Permasalah Pelik Runa



Permasalah Pelik Runa

0Saat Reiko sedang sibuk mempersiapkan acara wawancara sekaligus promosi Synthesa di kanal televisi milik suami Nyonya Revka, DRTV, Runa masih menunggu jawaban dari Reiko.     
0

Karena itu adalah akhir pekan, tentu Runa tidak berangkat bekerja. Dia ada di apato milik Reiko yang dulu. Sementara itu, dia masih berjalan mondar-mandir di ruang tengah sambil sesekali menggigiti ujung kukunya karena gelisah.     

"Runa sayank, bagaimana? Bisa?" Suara Bu Sayuki yang duduk di sofa ruang itu terdengar lagi. Entah ini sudah keberapa kalinya Beliau bertanya ke putrinya.     

"Sepertinya Rei-chan sedang sibuk, Bu. Dia tidak menjawab pesanku. Hanya membaca saja." Runa menoleh ke ibunya dan sebenarnya dia sudah sebal karena ibunya terus saja bertanya itu dan itu.     
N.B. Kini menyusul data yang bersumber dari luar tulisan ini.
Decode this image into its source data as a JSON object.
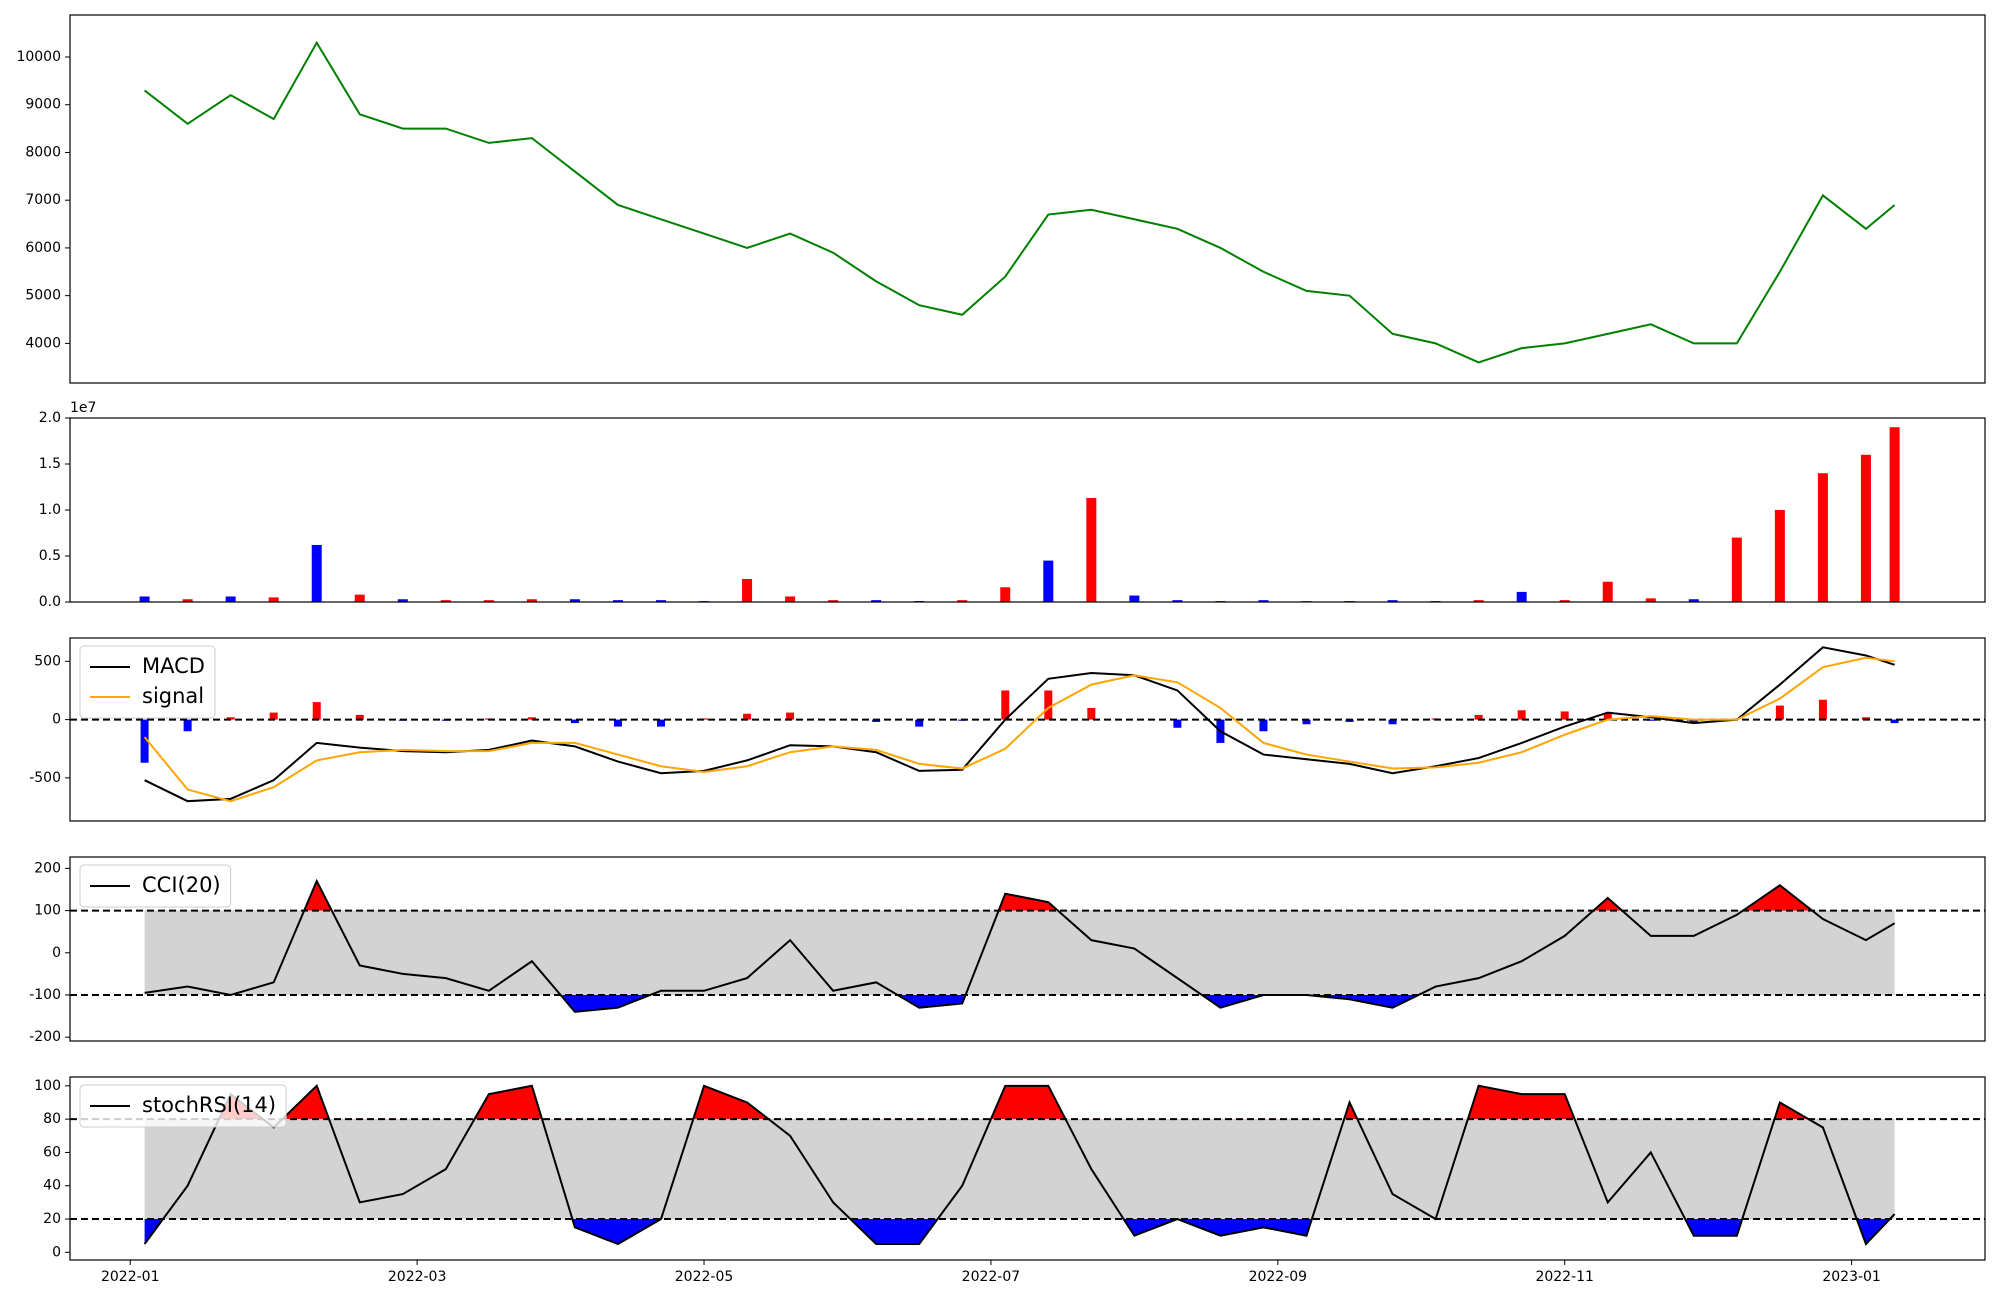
{
  "chart_data": [
    {
      "type": "line",
      "x": [
        0.1,
        0.4,
        0.7,
        1.0,
        1.3,
        1.6,
        1.9,
        2.2,
        2.5,
        2.8,
        3.1,
        3.4,
        3.7,
        4.0,
        4.3,
        4.6,
        4.9,
        5.2,
        5.5,
        5.8,
        6.1,
        6.4,
        6.7,
        7.0,
        7.3,
        7.6,
        7.9,
        8.2,
        8.5,
        8.8,
        9.1,
        9.4,
        9.7,
        10.0,
        10.3,
        10.6,
        10.9,
        11.2,
        11.5,
        11.8,
        12.1,
        12.3
      ],
      "series": [
        {
          "color": "green",
          "values": [
            9300,
            8600,
            9200,
            8700,
            10300,
            8800,
            8500,
            8500,
            8200,
            8300,
            7600,
            6900,
            6600,
            6300,
            6000,
            6300,
            5900,
            5300,
            4800,
            4600,
            5400,
            6700,
            6800,
            6600,
            6400,
            6000,
            5500,
            5100,
            5000,
            4200,
            4000,
            3600,
            3900,
            4000,
            4200,
            4400,
            4000,
            4000,
            5500,
            7100,
            6400,
            6900
          ]
        }
      ],
      "xlim": [
        -0.42,
        12.93
      ],
      "ylim": [
        3170,
        10880
      ],
      "yticks": [
        4000,
        5000,
        6000,
        7000,
        8000,
        9000,
        10000
      ]
    },
    {
      "type": "bar",
      "x": [
        0.1,
        0.4,
        0.7,
        1.0,
        1.3,
        1.6,
        1.9,
        2.2,
        2.5,
        2.8,
        3.1,
        3.4,
        3.7,
        4.0,
        4.3,
        4.6,
        4.9,
        5.2,
        5.5,
        5.8,
        6.1,
        6.4,
        6.7,
        7.0,
        7.3,
        7.6,
        7.9,
        8.2,
        8.5,
        8.8,
        9.1,
        9.4,
        9.7,
        10.0,
        10.3,
        10.6,
        10.9,
        11.2,
        11.5,
        11.8,
        12.1,
        12.3
      ],
      "values": [
        600000,
        300000,
        600000,
        500000,
        6200000,
        800000,
        300000,
        200000,
        200000,
        300000,
        300000,
        200000,
        200000,
        100000,
        2500000,
        600000,
        200000,
        200000,
        100000,
        200000,
        1600000,
        4500000,
        11300000,
        700000,
        200000,
        100000,
        200000,
        100000,
        100000,
        200000,
        100000,
        200000,
        1100000,
        200000,
        2200000,
        400000,
        300000,
        7000000,
        10000000,
        14000000,
        16000000,
        19000000
      ],
      "colors": [
        "blue",
        "red",
        "blue",
        "red",
        "blue",
        "red",
        "blue",
        "red",
        "red",
        "red",
        "blue",
        "blue",
        "blue",
        "blue",
        "red",
        "red",
        "red",
        "blue",
        "blue",
        "red",
        "red",
        "blue",
        "red",
        "blue",
        "blue",
        "blue",
        "blue",
        "red",
        "blue",
        "blue",
        "blue",
        "red",
        "blue",
        "red",
        "red",
        "red",
        "blue",
        "red",
        "red",
        "red",
        "red",
        "red"
      ],
      "offset_label": "1e7",
      "xlim": [
        -0.42,
        12.93
      ],
      "ylim": [
        0,
        20000000
      ],
      "yticks": [
        {
          "value": 0,
          "label": "0.0"
        },
        {
          "value": 5000000,
          "label": "0.5"
        },
        {
          "value": 10000000,
          "label": "1.0"
        },
        {
          "value": 15000000,
          "label": "1.5"
        },
        {
          "value": 20000000,
          "label": "2.0"
        }
      ]
    },
    {
      "type": "line",
      "x": [
        0.1,
        0.4,
        0.7,
        1.0,
        1.3,
        1.6,
        1.9,
        2.2,
        2.5,
        2.8,
        3.1,
        3.4,
        3.7,
        4.0,
        4.3,
        4.6,
        4.9,
        5.2,
        5.5,
        5.8,
        6.1,
        6.4,
        6.7,
        7.0,
        7.3,
        7.6,
        7.9,
        8.2,
        8.5,
        8.8,
        9.1,
        9.4,
        9.7,
        10.0,
        10.3,
        10.6,
        10.9,
        11.2,
        11.5,
        11.8,
        12.1,
        12.3
      ],
      "series": [
        {
          "name": "MACD",
          "color": "black",
          "values": [
            -520,
            -700,
            -680,
            -520,
            -200,
            -240,
            -270,
            -280,
            -260,
            -180,
            -230,
            -360,
            -460,
            -440,
            -350,
            -220,
            -230,
            -280,
            -440,
            -430,
            0,
            350,
            400,
            380,
            250,
            -100,
            -300,
            -340,
            -380,
            -460,
            -400,
            -330,
            -200,
            -60,
            60,
            20,
            -30,
            0,
            300,
            620,
            550,
            470
          ]
        },
        {
          "name": "signal",
          "color": "orange",
          "values": [
            -150,
            -600,
            -700,
            -580,
            -350,
            -280,
            -260,
            -270,
            -270,
            -200,
            -200,
            -300,
            -400,
            -450,
            -400,
            -280,
            -230,
            -260,
            -380,
            -420,
            -250,
            100,
            300,
            380,
            320,
            100,
            -200,
            -300,
            -360,
            -420,
            -410,
            -370,
            -280,
            -130,
            0,
            30,
            0,
            0,
            180,
            450,
            530,
            500
          ]
        }
      ],
      "histogram": {
        "pos_color": "red",
        "neg_color": "blue",
        "values": [
          -370,
          -100,
          20,
          60,
          150,
          40,
          -10,
          -10,
          10,
          20,
          -30,
          -60,
          -60,
          10,
          50,
          60,
          0,
          -20,
          -60,
          -10,
          250,
          250,
          100,
          0,
          -70,
          -200,
          -100,
          -40,
          -20,
          -40,
          10,
          40,
          80,
          70,
          60,
          -10,
          -30,
          0,
          120,
          170,
          20,
          -30
        ]
      },
      "hlines": [
        0
      ],
      "legend": "upper left",
      "xlim": [
        -0.42,
        12.93
      ],
      "ylim": [
        -870,
        700
      ],
      "yticks": [
        -500,
        0,
        500
      ]
    },
    {
      "type": "line",
      "x": [
        0.1,
        0.4,
        0.7,
        1.0,
        1.3,
        1.6,
        1.9,
        2.2,
        2.5,
        2.8,
        3.1,
        3.4,
        3.7,
        4.0,
        4.3,
        4.6,
        4.9,
        5.2,
        5.5,
        5.8,
        6.1,
        6.4,
        6.7,
        7.0,
        7.3,
        7.6,
        7.9,
        8.2,
        8.5,
        8.8,
        9.1,
        9.4,
        9.7,
        10.0,
        10.3,
        10.6,
        10.9,
        11.2,
        11.5,
        11.8,
        12.1,
        12.3
      ],
      "series": [
        {
          "name": "CCI(20)",
          "color": "black",
          "values": [
            -95,
            -80,
            -100,
            -70,
            170,
            -30,
            -50,
            -60,
            -90,
            -20,
            -140,
            -130,
            -90,
            -90,
            -60,
            30,
            -90,
            -70,
            -130,
            -120,
            140,
            120,
            30,
            10,
            -60,
            -130,
            -100,
            -100,
            -110,
            -130,
            -80,
            -60,
            -20,
            40,
            130,
            40,
            40,
            90,
            160,
            80,
            30,
            70
          ]
        }
      ],
      "bands": {
        "lower": -100,
        "upper": 100,
        "fill": "lightgray",
        "over_color": "red",
        "under_color": "blue"
      },
      "legend": "upper left",
      "xlim": [
        -0.42,
        12.93
      ],
      "ylim": [
        -209,
        227
      ],
      "yticks": [
        -200,
        -100,
        0,
        100,
        200
      ]
    },
    {
      "type": "line",
      "x": [
        0.1,
        0.4,
        0.7,
        1.0,
        1.3,
        1.6,
        1.9,
        2.2,
        2.5,
        2.8,
        3.1,
        3.4,
        3.7,
        4.0,
        4.3,
        4.6,
        4.9,
        5.2,
        5.5,
        5.8,
        6.1,
        6.4,
        6.7,
        7.0,
        7.3,
        7.6,
        7.9,
        8.2,
        8.5,
        8.8,
        9.1,
        9.4,
        9.7,
        10.0,
        10.3,
        10.6,
        10.9,
        11.2,
        11.5,
        11.8,
        12.1,
        12.3
      ],
      "series": [
        {
          "name": "stochRSI(14)",
          "color": "black",
          "values": [
            5,
            40,
            95,
            75,
            100,
            30,
            35,
            50,
            95,
            100,
            15,
            5,
            20,
            100,
            90,
            70,
            30,
            5,
            5,
            40,
            100,
            100,
            50,
            10,
            20,
            10,
            15,
            10,
            90,
            35,
            20,
            100,
            95,
            95,
            30,
            60,
            10,
            10,
            90,
            75,
            5,
            23
          ]
        }
      ],
      "bands": {
        "lower": 20,
        "upper": 80,
        "fill": "lightgray",
        "over_color": "red",
        "under_color": "blue"
      },
      "legend": "upper left",
      "xlim": [
        -0.42,
        12.93
      ],
      "ylim": [
        -4.6,
        105.3
      ],
      "yticks": [
        0,
        20,
        40,
        60,
        80,
        100
      ],
      "xticks": [
        {
          "value": 0,
          "label": "2022-01"
        },
        {
          "value": 2,
          "label": "2022-03"
        },
        {
          "value": 4,
          "label": "2022-05"
        },
        {
          "value": 6,
          "label": "2022-07"
        },
        {
          "value": 8,
          "label": "2022-09"
        },
        {
          "value": 10,
          "label": "2022-11"
        },
        {
          "value": 12,
          "label": "2023-01"
        }
      ]
    }
  ]
}
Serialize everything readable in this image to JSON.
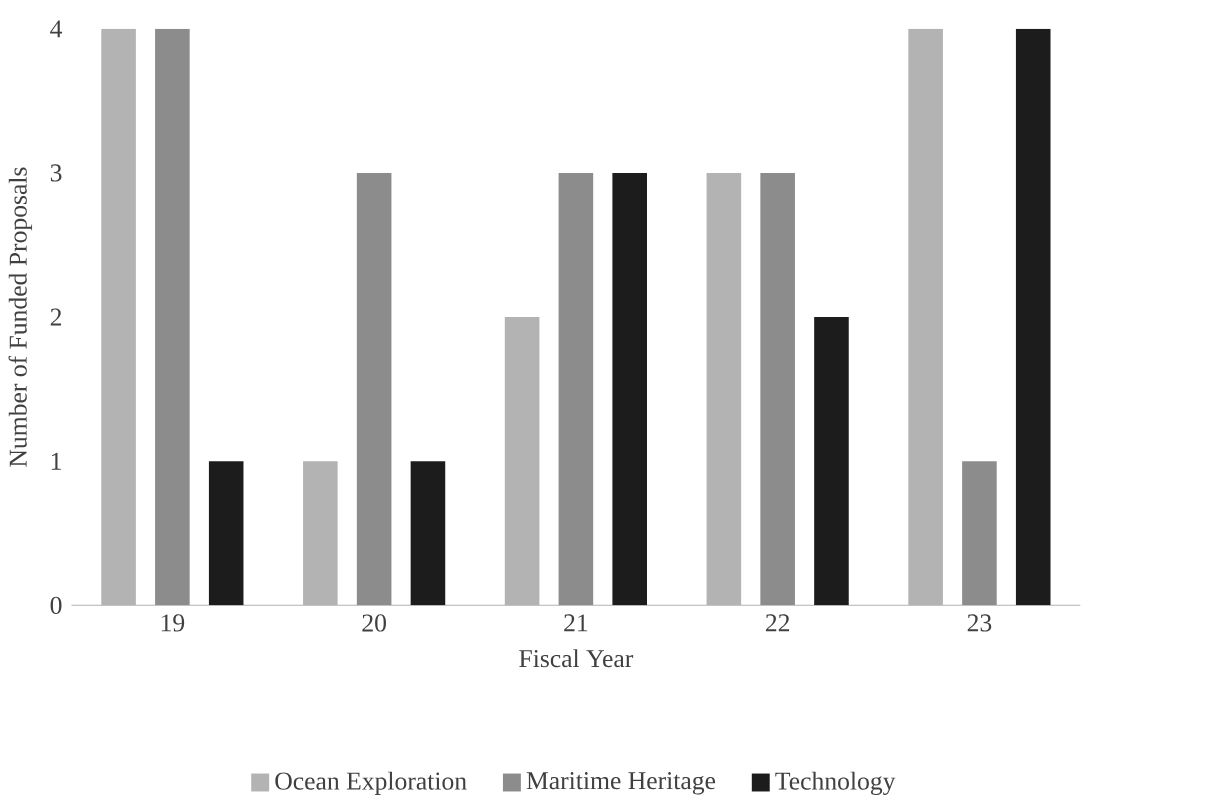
{
  "chart_data": {
    "type": "bar",
    "xlabel": "Fiscal Year",
    "ylabel": "Number of Funded Proposals",
    "categories": [
      "19",
      "20",
      "21",
      "22",
      "23"
    ],
    "series": [
      {
        "name": "Ocean Exploration",
        "color": "#b3b3b3",
        "values": [
          4,
          1,
          2,
          3,
          4
        ]
      },
      {
        "name": "Maritime Heritage",
        "color": "#8c8c8c",
        "values": [
          4,
          3,
          3,
          3,
          1
        ]
      },
      {
        "name": "Technology",
        "color": "#1c1c1c",
        "values": [
          1,
          1,
          3,
          2,
          4
        ]
      }
    ],
    "ylim": [
      0,
      4
    ],
    "yticks": [
      0,
      1,
      2,
      3,
      4
    ],
    "legend": "bottom"
  }
}
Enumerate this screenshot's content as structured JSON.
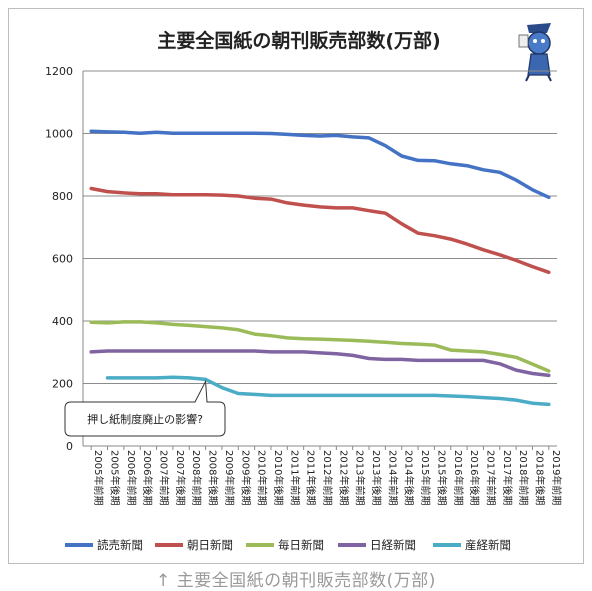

"Tapi, sayank, ini sudah sangat dekat tenggat waktunya. Nanti malam atau rumah ibu akan disita!" Ternyata inilah kenapa Bu Sayuki gelisah dan mengganggu putrinya dengan pertanyaan tadi terus dan terus saja.     

"Itu salah Ibu karena seenaknya saja berhutang dan menjaminkan rumah!" Runa tidak bisa tidak kesal. Ia tak habis pikir apa yang di benak ibunya sampai senekat itu berhutang sangat besar pada tengkulak dan akhirnya malah tak sanggup melunasi.     

"Duh, Nak, apakah kau tega memarahi Ibu yang sudah seperti ini?" tanya Bu Sayuki dengan wajah memelas namun masih ada aura protes. "Ibu ini sudah tua dan entah kapan Ibu akan mati. Apa salahnya sedikit bersenang-senang sebelum nyawa Ibu habis?"     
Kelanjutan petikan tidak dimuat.